The juice you make will not be pasteurized, so it will have a limited shelf life.  You might consider freezing it or cooking it into apple juice to preserve it for later. Cider is for personal use only and may not be sold commercially.

The Process

Cleaning Apples
We will provide facilities where you can rinse your apples, but the apples you bring should be intact with no breaks in the skin or rot.

Grinding Apples
Children ages 10 and older can participate, younger children need to be supervised at all times. 

Pressing Apples
Our bladder press uses water power to make the cider, about three times as much cider as a hand press can make (and no turning!)

Jugging Cider
The cider is bottled in sterile, food-grade jugs which freeze well. Jugs, caps and labels are supplied. Cider will be set on ice to stay cool.

Cleaning Up
All participants are expected to help with cleaning the equipment after use. 

Questions? Contact us at

What do I bring?
All you need to supply are the apples and coolers to bring the cider home. Please also bring a mask and a hat (for inside the cidery) Everything else is supplied by us.

How long will it take?
About 1.5 hours is needed to complete a pressing, which includes washing, grinding, pressing, jugging and helping to clean up the equipment.

When is the Cidery open?
September - October. You must make an appointment to visit to the Cidery. When you arrive, volunteers will teach you the process of making cider. There is a 4 pressing limit per group.

How much does it cost?
$15.00 per pressing, which pays for the jugs, lids, and stickers.

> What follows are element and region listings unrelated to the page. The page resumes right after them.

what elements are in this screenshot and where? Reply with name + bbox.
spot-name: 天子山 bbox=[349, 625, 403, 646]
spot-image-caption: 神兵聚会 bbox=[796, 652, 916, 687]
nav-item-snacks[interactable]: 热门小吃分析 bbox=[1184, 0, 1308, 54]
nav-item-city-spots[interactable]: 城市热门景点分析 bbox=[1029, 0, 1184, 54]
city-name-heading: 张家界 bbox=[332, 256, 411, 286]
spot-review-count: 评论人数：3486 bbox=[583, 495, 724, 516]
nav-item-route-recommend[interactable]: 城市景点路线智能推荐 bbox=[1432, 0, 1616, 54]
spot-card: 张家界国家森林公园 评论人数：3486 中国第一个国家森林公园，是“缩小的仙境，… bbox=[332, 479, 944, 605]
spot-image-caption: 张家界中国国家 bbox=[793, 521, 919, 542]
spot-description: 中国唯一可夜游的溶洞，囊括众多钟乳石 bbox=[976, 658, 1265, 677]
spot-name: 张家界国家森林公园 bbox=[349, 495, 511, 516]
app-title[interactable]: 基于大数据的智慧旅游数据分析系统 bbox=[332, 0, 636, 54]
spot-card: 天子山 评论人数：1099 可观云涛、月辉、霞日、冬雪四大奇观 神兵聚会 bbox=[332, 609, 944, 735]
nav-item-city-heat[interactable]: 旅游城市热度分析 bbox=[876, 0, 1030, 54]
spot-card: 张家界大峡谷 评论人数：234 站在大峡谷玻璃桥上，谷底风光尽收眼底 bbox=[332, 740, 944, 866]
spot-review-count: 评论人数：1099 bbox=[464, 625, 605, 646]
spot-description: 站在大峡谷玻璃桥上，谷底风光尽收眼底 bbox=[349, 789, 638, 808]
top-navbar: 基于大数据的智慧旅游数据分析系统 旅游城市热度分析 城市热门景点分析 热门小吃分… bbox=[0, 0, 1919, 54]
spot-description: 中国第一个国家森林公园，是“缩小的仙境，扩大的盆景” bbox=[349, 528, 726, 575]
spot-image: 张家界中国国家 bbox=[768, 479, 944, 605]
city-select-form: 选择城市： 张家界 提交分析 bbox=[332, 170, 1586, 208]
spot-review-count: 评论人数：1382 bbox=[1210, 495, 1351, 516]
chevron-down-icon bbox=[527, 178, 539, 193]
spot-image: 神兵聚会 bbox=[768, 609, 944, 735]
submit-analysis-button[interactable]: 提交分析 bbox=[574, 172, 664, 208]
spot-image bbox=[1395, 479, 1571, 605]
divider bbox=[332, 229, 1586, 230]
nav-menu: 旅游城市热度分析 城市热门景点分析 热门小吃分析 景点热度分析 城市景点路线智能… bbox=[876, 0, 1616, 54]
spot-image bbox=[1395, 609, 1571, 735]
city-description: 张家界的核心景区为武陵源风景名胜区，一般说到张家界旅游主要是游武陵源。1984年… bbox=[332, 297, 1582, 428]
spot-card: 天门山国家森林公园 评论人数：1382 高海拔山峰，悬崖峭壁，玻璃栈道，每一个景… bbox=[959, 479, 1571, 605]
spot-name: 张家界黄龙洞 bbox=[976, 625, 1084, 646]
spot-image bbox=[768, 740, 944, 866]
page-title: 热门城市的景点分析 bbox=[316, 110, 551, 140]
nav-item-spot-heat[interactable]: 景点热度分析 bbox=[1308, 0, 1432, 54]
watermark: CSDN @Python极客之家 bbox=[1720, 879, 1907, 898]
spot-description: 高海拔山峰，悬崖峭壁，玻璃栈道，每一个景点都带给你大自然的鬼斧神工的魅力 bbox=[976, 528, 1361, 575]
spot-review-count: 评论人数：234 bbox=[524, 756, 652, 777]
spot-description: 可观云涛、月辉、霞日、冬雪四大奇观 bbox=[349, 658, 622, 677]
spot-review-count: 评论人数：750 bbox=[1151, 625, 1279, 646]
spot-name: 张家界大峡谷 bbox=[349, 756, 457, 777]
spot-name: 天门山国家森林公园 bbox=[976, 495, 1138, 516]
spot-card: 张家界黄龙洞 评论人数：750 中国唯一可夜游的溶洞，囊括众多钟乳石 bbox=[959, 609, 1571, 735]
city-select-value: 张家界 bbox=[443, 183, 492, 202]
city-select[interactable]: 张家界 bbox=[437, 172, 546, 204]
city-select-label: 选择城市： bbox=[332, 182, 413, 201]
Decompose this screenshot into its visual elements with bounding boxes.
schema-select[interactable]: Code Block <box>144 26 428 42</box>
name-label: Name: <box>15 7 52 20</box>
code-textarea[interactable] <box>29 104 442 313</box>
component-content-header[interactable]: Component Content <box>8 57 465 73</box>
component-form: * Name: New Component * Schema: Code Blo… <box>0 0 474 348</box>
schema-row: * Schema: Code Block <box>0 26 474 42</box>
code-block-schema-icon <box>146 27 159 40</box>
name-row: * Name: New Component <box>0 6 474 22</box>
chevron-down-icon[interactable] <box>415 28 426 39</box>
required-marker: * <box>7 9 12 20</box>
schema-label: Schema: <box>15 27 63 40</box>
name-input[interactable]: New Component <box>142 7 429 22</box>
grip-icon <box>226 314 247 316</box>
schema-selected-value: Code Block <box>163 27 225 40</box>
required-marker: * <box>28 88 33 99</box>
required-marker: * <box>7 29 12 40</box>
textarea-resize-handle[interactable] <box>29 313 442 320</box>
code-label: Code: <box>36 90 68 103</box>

Where is the Cidery located?

Sullivan County Complex on County Farm Rd. in Unity, NH. 


From Claremont:

Take Chestnut St (2nd NH Turnpike) toward Unity, about 4.8 miles. At the Sullivan County Complex sign, continue straight onto County Farm Rd.  Just after the cemetery turn right onto a gravel road.  The blue building on the right houses the Cidery.

From Lempster and Route 10:

Take 2nd NH Turnpike toward Claremont 10.1 miles. At the Sullivan County Complex sign, take a left onto County Farm Rd. Just after the cemetery turn right onto a gravel road. The blue building on the right houses the Cidery.